Working in metal allows me to make my ideas a reality.  I especially love carving in wax, fleshing out shapes that later become rings, bracelets, etc, or components for them.  

It is a thrill to see how your imagination can transform a piece of hard substance into something beautiful - I think it’s alchemy.  

How do sustainable ideals interweave into your designs and mission?

“Sustainable” can mean many things - to me it’s important to know where my materials come from, using recycled metals as much as possible, keeping the production small, and local.

I do not like waste.  The notion that something beautiful is made and can exist and be relevant for only a few months is absurd to me.  This idea applies to my personal way of living as well.  Who said it, I think Vivienne Westwood - “Buy less, choose well”.  

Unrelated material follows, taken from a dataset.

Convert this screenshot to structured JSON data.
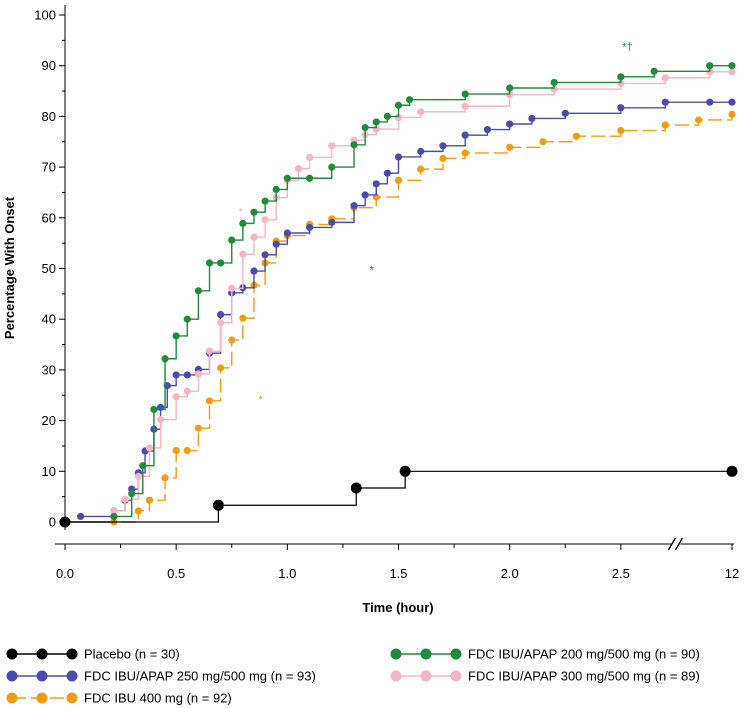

Fashion is expensive - even if the price tag may not not reflect it, the cost of production can be steep, both monetary and economical.  The idea that someone made a design of mine part of their life, that that particular piece is something they reach for over and over, that they can feel comfort that they have this piece, that it might remind them of a special moment or a period of time, and one day, possibly, gift it to the next generation - this idea pleases me very much. 

I feel privileged my jewelry can mean this much for people.

As I mentioned, I do not like waste.  It may come from growing up with very little.  I grew up in communist Poland, and there was literally nothing available in stores that you could call fashionable, or even passably appropriate for a young girl, a teenager, or a young woman.  So if you wanted something, you learned how to make it yourself - we knitted, crocheted, sewed, and made our own accessories - growing up with so little taught me to be creative, and also to invest in quality.  The result of this upbringing is being inventive, self-sufficient, and resourceful, and not wasteful.  

These beginnings influenced my attitude towards consumerism - it may seem counter intuitive to be anti consumerism in my profession, but I do believe that it's essential to invest in the best, and make better choices in what and how we buy.  When I design, I think of jewelry that will withstand the test of time, and delight its wearer for years, hopefully to be passed to a future generation.  I think it's a more joyful way to live, and a more fulfilling way to create, knowing that your work will be valued.